Infectious Disease Can be Slowed by Biodiversity
Infectious diseases in many ecosystems can be slowed by protecting biodiversity, Summit Voice reports.
“With greater diversity of species, you get a dilution effect that can reduce the severity of disease,” Catherine Searle, an Oregon State University zoologist and lead author of a recent study that looks at the role of biodiversity in slowing the spread of deadly diseases, told Summit. “Some species are poor hosts, some may not get infected at all, and this tends to slow disease transmission,” Searle continued.
“This has been shown in other systems like Lyme disease which infects humans, mice and deer,” she added. “No one has really considered the dilution effect much in amphibians, which are experiencing population declines throughout the world. It’s an underappreciated value of biodiversity.”
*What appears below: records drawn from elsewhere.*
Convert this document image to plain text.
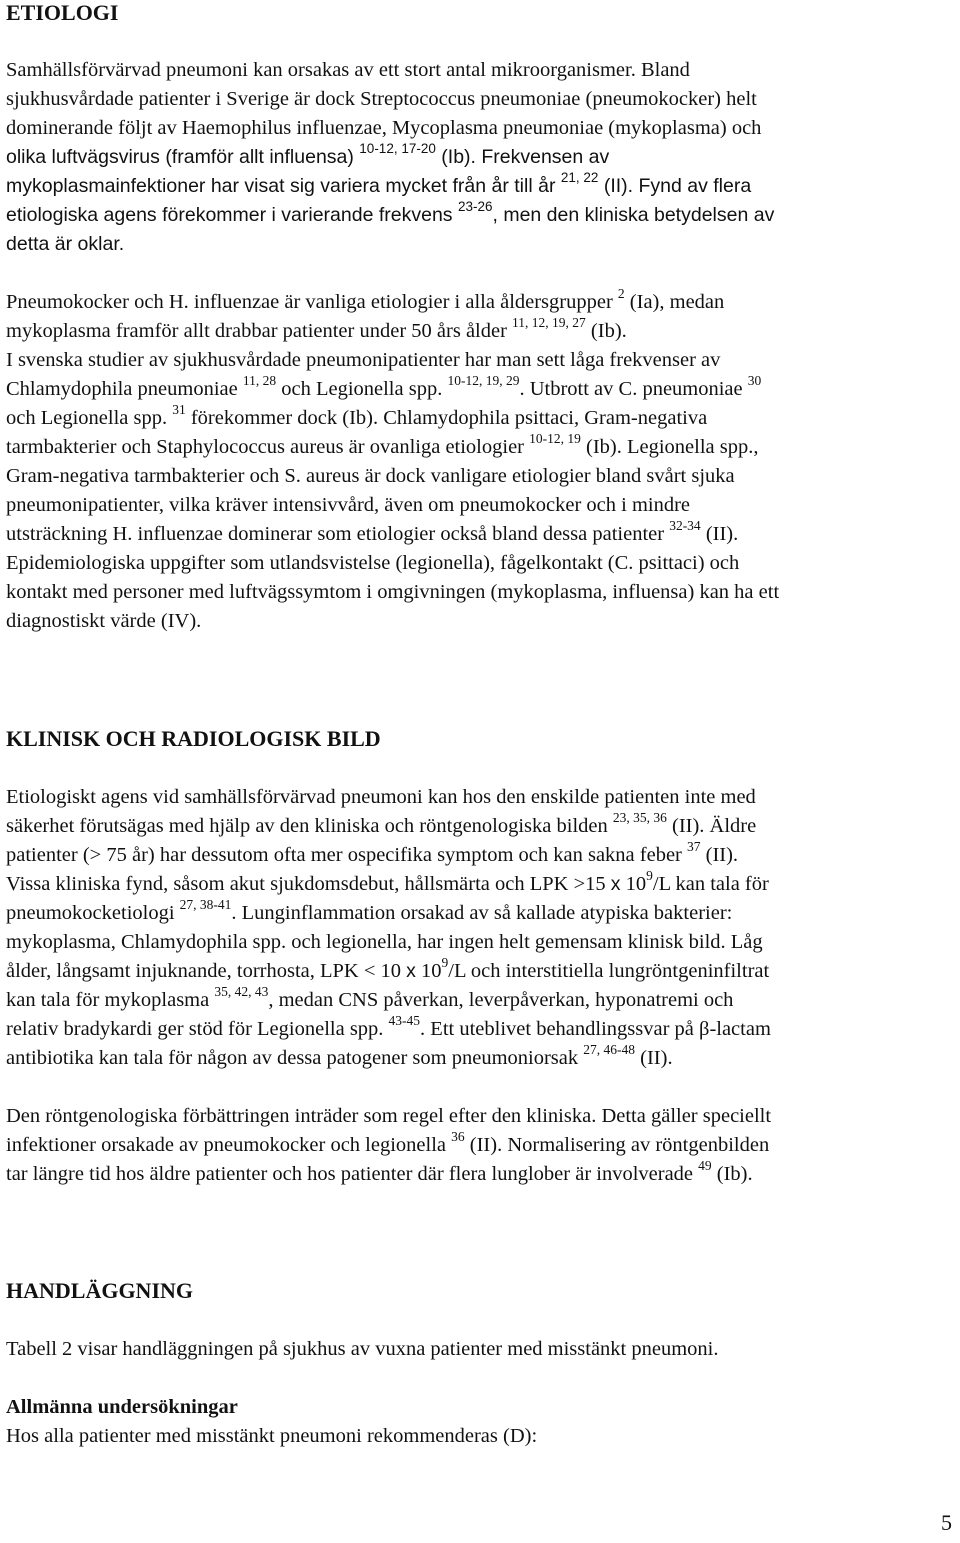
ETIOLOGI
Samhällsförvärvad pneumoni kan orsakas av ett stort antal mikroorganismer. Bland
sjukhusvårdade patienter i Sverige är dock Streptococcus pneumoniae (pneumokocker) helt
dominerande följt av Haemophilus influenzae, Mycoplasma pneumoniae (mykoplasma) och
olika luftvägsvirus (framför allt influensa) $^{10-12, 17-20}$ (Ib). Frekvensen av
mykoplasmainfektioner har visat sig variera mycket från år till år $^{21, 22}$ (II). Fynd av flera
etiologiska agens förekommer i varierande frekvens $^{23-26}$, men den kliniska betydelsen av
detta är oklar.
Pneumokocker och H. influenzae är vanliga etiologier i alla åldersgrupper $^2$ (Ia), medan
mykoplasma framför allt drabbar patienter under 50 års ålder $^{11, 12, 19, 27}$ (Ib).
I svenska studier av sjukhusvårdade pneumonipatienter har man sett låga frekvenser av
Chlamydophila pneumoniae $^{11, 28}$ och Legionella spp. $^{10-12, 19, 29}$. Utbrott av C. pneumoniae $^{30}$
och Legionella spp. $^{31}$ förekommer dock (Ib). Chlamydophila psittaci, Gram-negativa
tarmbakterier och Staphylococcus aureus är ovanliga etiologier $^{10-12, 19}$ (Ib). Legionella spp.,
Gram-negativa tarmbakterier och S. aureus är dock vanligare etiologier bland svårt sjuka
pneumonipatienter, vilka kräver intensivvård, även om pneumokocker och i mindre
utsträckning H. influenzae dominerar som etiologier också bland dessa patienter $^{32-34}$ (II).
Epidemiologiska uppgifter som utlandsvistelse (legionella), fågelkontakt (C. psittaci) och
kontakt med personer med luftvägssymtom i omgivningen (mykoplasma, influensa) kan ha ett
diagnostiskt värde (IV).
KLINISK OCH RADIOLOGISK BILD
Etiologiskt agens vid samhällsförvärvad pneumoni kan hos den enskilde patienten inte med
säkerhet förutsägas med hjälp av den kliniska och röntgenologiska bilden $^{23, 35, 36}$ (II). Äldre
patienter (> 75 år) har dessutom ofta mer ospecifika symptom och kan sakna feber $^{37}$ (II).
Vissa kliniska fynd, såsom akut sjukdomsdebut, hållsmärta och LPK >15 x 10$^9$/L kan tala för
pneumokocketiologi $^{27, 38-41}$. Lunginflammation orsakad av så kallade atypiska bakterier:
mykoplasma, Chlamydophila spp. och legionella, har ingen helt gemensam klinisk bild. Låg
ålder, långsamt injuknande, torrhosta, LPK < 10 x 10$^9$/L och interstitiella lungröntgeninfiltrat
kan tala för mykoplasma $^{35, 42, 43}$, medan CNS påverkan, leverpåverkan, hyponatremi och
relativ bradykardi ger stöd för Legionella spp. $^{43-45}$. Ett uteblivet behandlingssvar på β-lactam
antibiotika kan tala för någon av dessa patogener som pneumoniorsak $^{27, 46-48}$ (II).
Den röntgenologiska förbättringen inträder som regel efter den kliniska. Detta gäller speciellt
infektioner orsakade av pneumokocker och legionella $^{36}$ (II). Normalisering av röntgenbilden
tar längre tid hos äldre patienter och hos patienter där flera lunglober är involverade $^{49}$ (Ib).
HANDLÄGGNING
Tabell 2 visar handläggningen på sjukhus av vuxna patienter med misstänkt pneumoni.
Allmänna undersökningar
Hos alla patienter med misstänkt pneumoni rekommenderas (D):
5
Andrew Blaustein, a co-author of the study, professor of zoology at OSU, and leading researcher on the causes of amphibian declines, told Summit, “Emerging infectious diseases are on the rise in many ecosystems. Protection of biodiversity may help reduce diseases.”
“It’s another strong argument for why diverse ecosystems are so important in general. And it’s very clear that biodiversity is much easier to protect than it is to restore once it’s lost,” he added.
The study will be published this week in Proceedings of the National Academy of Sciences.